Mona Kaminski, Tel Aviv University
“I already have some great ideas from the retail track. I’ve been working on technology in shopping carts and developing apps to replace coin access. This is actually my third RE•WORK event and I’m booked for a fourth. The presentations and information from each of these events has helped patent applications.”
This afternoon, in a panel discussion ‘What are the Key Challenges & Risks of Implementing AI Into the Financial Sector?’ Karthik Ramakrishnan from ElementAI explained that ‘executives across finance need to adopt AI as a strategy to be an AI First bank’. Joining Karthik on the panel were AJ Hashim from Barclays, Elena Chatzimichali from HSBC and John Spindler from AI Seed who was moderating. Elena touched on how both healthcare and finance are both behind the AI curve. ‘There are a few challenges: firstly the lack of trust, education and information from the point of doctors in healthcare, and also the fear of taking on a challenge — should we trust these machines? Similarly, banks have to push the boundary as there is a lot of fintech companies who are pushing forward and they have to keep up.’

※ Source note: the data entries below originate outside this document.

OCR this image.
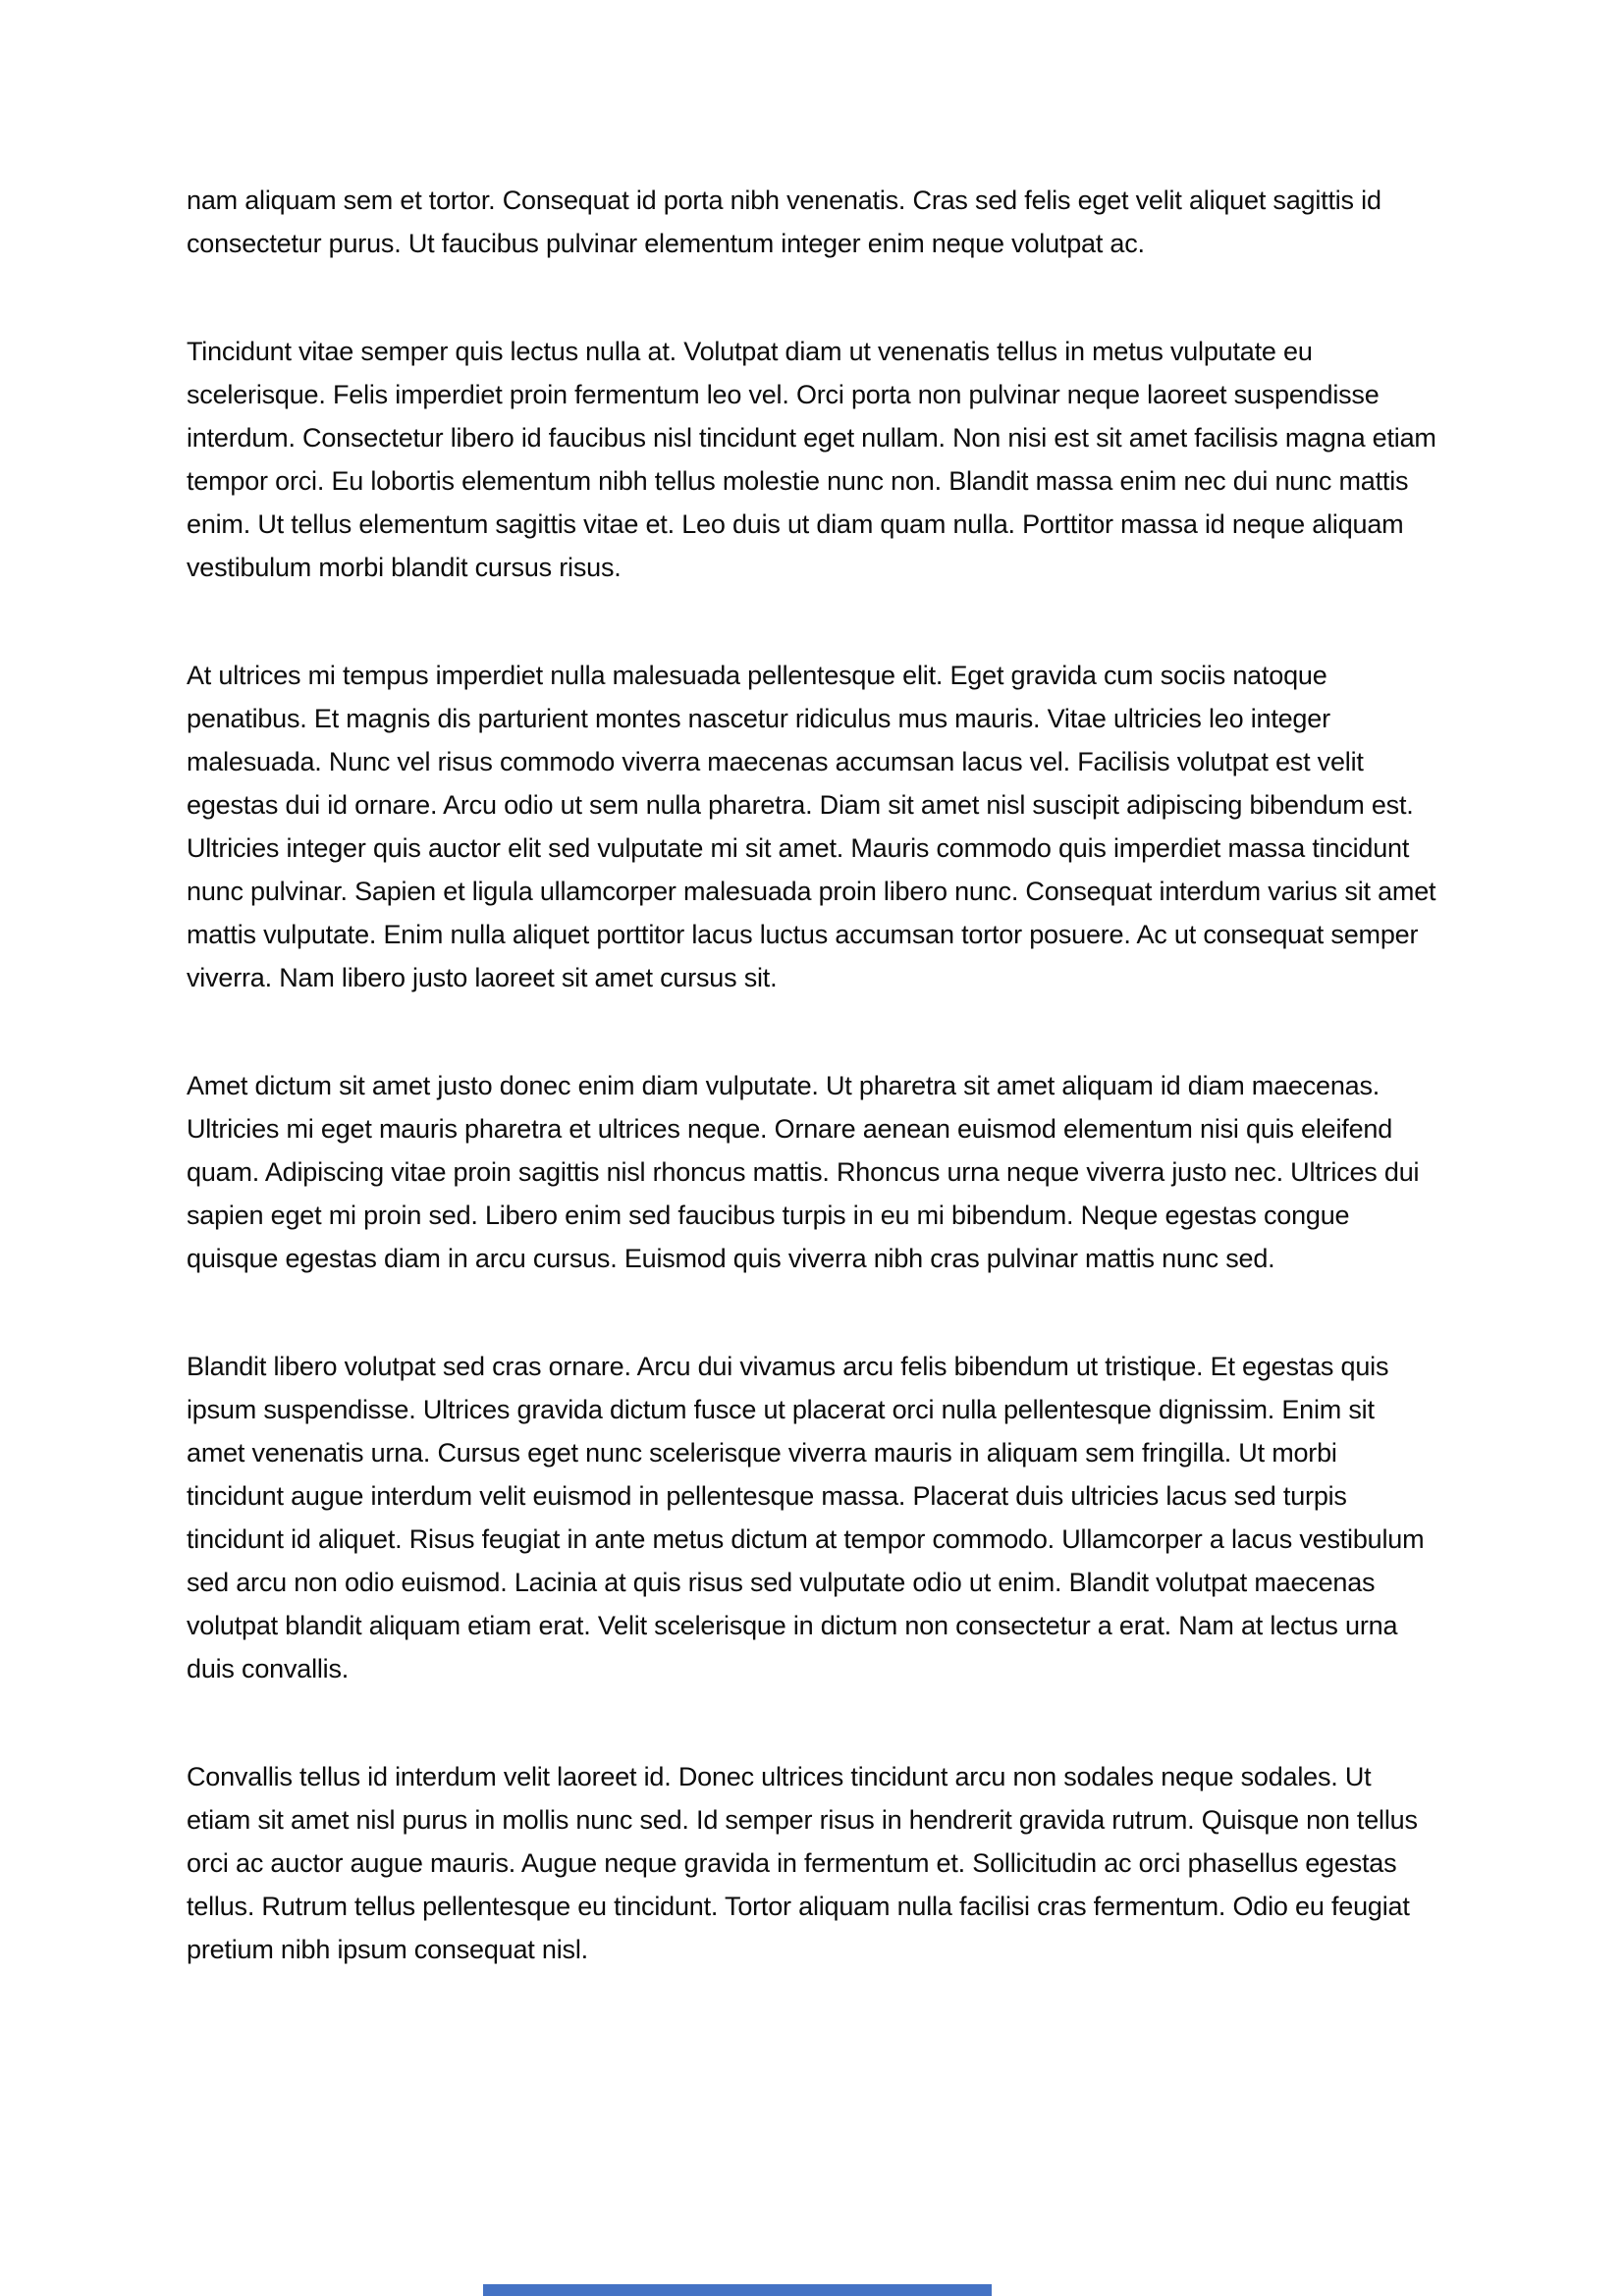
nam aliquam sem et tortor. Consequat id porta nibh venenatis. Cras sed felis eget velit aliquet sagittis id consectetur purus. Ut faucibus pulvinar elementum integer enim neque volutpat ac.

Tincidunt vitae semper quis lectus nulla at. Volutpat diam ut venenatis tellus in metus vulputate eu scelerisque. Felis imperdiet proin fermentum leo vel. Orci porta non pulvinar neque laoreet suspendisse interdum. Consectetur libero id faucibus nisl tincidunt eget nullam. Non nisi est sit amet facilisis magna etiam tempor orci. Eu lobortis elementum nibh tellus molestie nunc non. Blandit massa enim nec dui nunc mattis enim. Ut tellus elementum sagittis vitae et. Leo duis ut diam quam nulla. Porttitor massa id neque aliquam vestibulum morbi blandit cursus risus.

At ultrices mi tempus imperdiet nulla malesuada pellentesque elit. Eget gravida cum sociis natoque penatibus. Et magnis dis parturient montes nascetur ridiculus mus mauris. Vitae ultricies leo integer malesuada. Nunc vel risus commodo viverra maecenas accumsan lacus vel. Facilisis volutpat est velit egestas dui id ornare. Arcu odio ut sem nulla pharetra. Diam sit amet nisl suscipit adipiscing bibendum est. Ultricies integer quis auctor elit sed vulputate mi sit amet. Mauris commodo quis imperdiet massa tincidunt nunc pulvinar. Sapien et ligula ullamcorper malesuada proin libero nunc. Consequat interdum varius sit amet mattis vulputate. Enim nulla aliquet porttitor lacus luctus accumsan tortor posuere. Ac ut consequat semper viverra. Nam libero justo laoreet sit amet cursus sit.

Amet dictum sit amet justo donec enim diam vulputate. Ut pharetra sit amet aliquam id diam maecenas. Ultricies mi eget mauris pharetra et ultrices neque. Ornare aenean euismod elementum nisi quis eleifend quam. Adipiscing vitae proin sagittis nisl rhoncus mattis. Rhoncus urna neque viverra justo nec. Ultrices dui sapien eget mi proin sed. Libero enim sed faucibus turpis in eu mi bibendum. Neque egestas congue quisque egestas diam in arcu cursus. Euismod quis viverra nibh cras pulvinar mattis nunc sed.

Blandit libero volutpat sed cras ornare. Arcu dui vivamus arcu felis bibendum ut tristique. Et egestas quis ipsum suspendisse. Ultrices gravida dictum fusce ut placerat orci nulla pellentesque dignissim. Enim sit amet venenatis urna. Cursus eget nunc scelerisque viverra mauris in aliquam sem fringilla. Ut morbi tincidunt augue interdum velit euismod in pellentesque massa. Placerat duis ultricies lacus sed turpis tincidunt id aliquet. Risus feugiat in ante metus dictum at tempor commodo. Ullamcorper a lacus vestibulum sed arcu non odio euismod. Lacinia at quis risus sed vulputate odio ut enim. Blandit volutpat maecenas volutpat blandit aliquam etiam erat. Velit scelerisque in dictum non consectetur a erat. Nam at lectus urna duis convallis.

Convallis tellus id interdum velit laoreet id. Donec ultrices tincidunt arcu non sodales neque sodales. Ut etiam sit amet nisl purus in mollis nunc sed. Id semper risus in hendrerit gravida rutrum. Quisque non tellus orci ac auctor augue mauris. Augue neque gravida in fermentum et. Sollicitudin ac orci phasellus egestas tellus. Rutrum tellus pellentesque eu tincidunt. Tortor aliquam nulla facilisi cras fermentum. Odio eu feugiat pretium nibh ipsum consequat nisl.
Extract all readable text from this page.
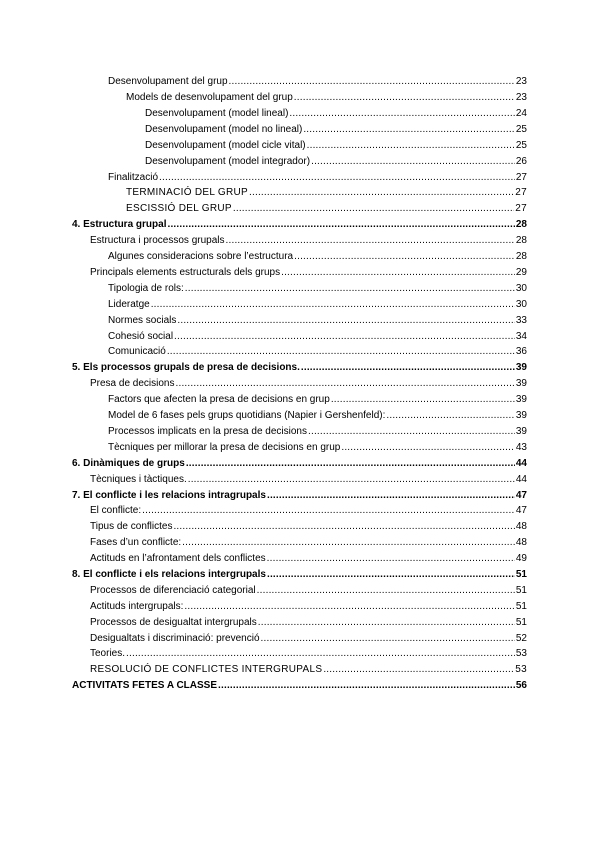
Desenvolupament del grup .....	23
Models de desenvolupament del grup .....	23
Desenvolupament (model lineal) .....	24
Desenvolupament (model no lineal) .....	25
Desenvolupament (model cicle vital) .....	25
Desenvolupament (model integrador) .....	26
Finalització .....	27
TERMINACIÓ DEL GRUP .....	27
ESCISSIÓ DEL GRUP .....	27
4. Estructura grupal .....	28
Estructura i processos grupals .....	28
Algunes consideracions sobre l’estructura .....	28
Principals elements estructurals dels grups .....	29
Tipologia de rols: .....	30
Lideratge .....	30
Normes socials .....	33
Cohesió social .....	34
Comunicació .....	36
5. Els processos grupals de presa de decisions. .....	39
Presa de decisions .....	39
Factors que afecten la presa de decisions en grup .....	39
Model de 6 fases pels grups quotidians (Napier i Gershenfeld): .....	39
Processos implicats en la presa de decisions .....	39
Tècniques per millorar la presa de decisions en grup .....	43
6. Dinàmiques de grups .....	44
Tècniques i tàctiques. .....	44
7. El conflicte i les relacions intragrupals .....	47
El conflicte: .....	47
Tipus de conflictes .....	48
Fases d’un conflicte: .....	48
Actituds en l’afrontament dels conflictes .....	49
8. El conflicte i els relacions intergrupals .....	51
Processos de diferenciació categorial .....	51
Actituds intergrupals: .....	51
Processos de desigualtat intergrupals .....	51
Desigualtats i discriminació: prevenció .....	52
Teories. .....	53
RESOLUCIÓ DE CONFLICTES INTERGRUPALS .....	53
ACTIVITATS FETES A CLASSE .....	56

Bringing the day to a close on the Deep Learning in Retail and Advertising track was another panel discussion,’How Can You Best Enrich the Customer Experience Using AI?, which raised some interesting points on the current use of AI in online sales. In the discussion, Filipe Barbosa from Unbabel explained that language has always been important in making sales offline and that needs to be replicated online to connect with customers. Adam McMurchie from RBS left us with an interesting thought, saying that ‘every time a chatbot fails and passes the customer on to a human, your product is perceived to have failed. Take time developing chat bots to reduce likelihood of failure.’
We’re excited to be back tomorrow to hear from more leading minds from the likes of Bloomsbury AI, Deutsche Telekom Group, Tractica, ASOS and many more. In the afternoon the three tracks will be coming together in the plenary session, a panel surrounding privacy, security and ethics. Running alongside on the workshop track, RE•WORK are also offering the opportunity for startups to meet with leading AI investors, VCs and industry experts to pitch ideas, and gain advice on their business ideas and strategies.